Since he has an accent, naturally he’s usually cast as a foreigner to American soils, although such is US TV, he’s been able to use pretty much the same accent to play Germans, Russians and Italians, without anyone noticing he’s none of those – he’s actually Swedish.
And for his latest role, which he co-created with his fellow ‘Viking Brother’ Glenn Lund, he’s even able to play a Swede – or an ‘ex-Swede’ as his character prefers it, since the former stuntman is now living in LA and working as a private detective. Running his own agency, ‘Swedish Dick’, he’s asked by a new client, a DJ, to track down his laptop, as it’s been stolen by a rival DJ and it has all his sick new beats on it. Stormare quickly tracks down the thief, a young fellow Swede (Johans Glans), and retrieves the laptop. However, things aren’t quite as they seem and by the end of the episode, the technically literate but fragile Glans has joined the more robust Stormare as a PI in the new retitled agency ‘Swedish Dicks’.
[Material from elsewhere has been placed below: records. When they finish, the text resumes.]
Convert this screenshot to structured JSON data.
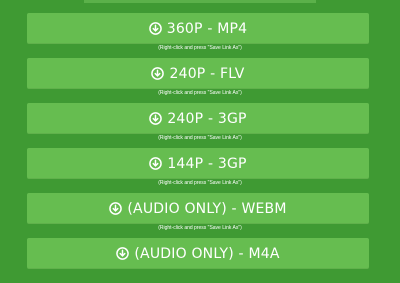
{
  "downloads": [
    {
      "label": "360P - MP4",
      "hint": "(Right-click and press \"Save Link As\")",
      "icon": "download-circle-icon"
    },
    {
      "label": "240P - FLV",
      "hint": "(Right-click and press \"Save Link As\")",
      "icon": "download-circle-icon"
    },
    {
      "label": "240P - 3GP",
      "hint": "(Right-click and press \"Save Link As\")",
      "icon": "download-circle-icon"
    },
    {
      "label": "144P - 3GP",
      "hint": "(Right-click and press \"Save Link As\")",
      "icon": "download-circle-icon"
    },
    {
      "label": "(AUDIO ONLY) - WEBM",
      "hint": "(Right-click and press \"Save Link As\")",
      "icon": "download-circle-icon"
    },
    {
      "label": "(AUDIO ONLY) - M4A",
      "hint": "",
      "icon": "download-circle-icon"
    }
  ],
  "colors": {
    "background": "#3f9a33",
    "button": "#66bd50",
    "text": "#ffffff"
  }
}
The show aired on Swedish Internet channel Viaplay in September and has been picked up for global distribution by Lionsgate, with a US airing promised for early 2017 and maybe a UK Netflix/Amazon pick-up at some point soon after that. This isn’t all that surprising, since like TV4 Sweden’s Welcome to Sweden, it’s clearly been made with a global audience in mind, since half the dialogue is English, half Swedish.
Oh, yes – have I mentioned yet that Stormare’s arch-nemesis is his former partner, Keanu Reeves? Yes, Keanu Reeves.
Now that says global, doesn’t it?
Unfortunately, the scripts still say ‘Swedish’, since the show is undoubtedly Swedish in tone: Stormare’s gun is actually a hairdryer, the bad guys generally only want to be doing right by their sons and most of the jokes are in that favoured Swedish comedic artform – slapstick. Few of the jokes work in English and I only ever found myself gaffawing at the Swedish jokes. I mean this is the sort of level we’re working at most of the time – even regular guest star Traci Lords can’t save this:
Swedish Dicks is pretty gentle comedy at best, but it’s not awful. Indeed, it’s pretty amiable stuff, and Stormare and Glans are a personable, if silly pairing. It’s not thrilling, though, and I certainly don’t want to watch any more of it after having watched the first episode, not even for Keanu, since you can watch all his appearances in this 12-minute YouTube video.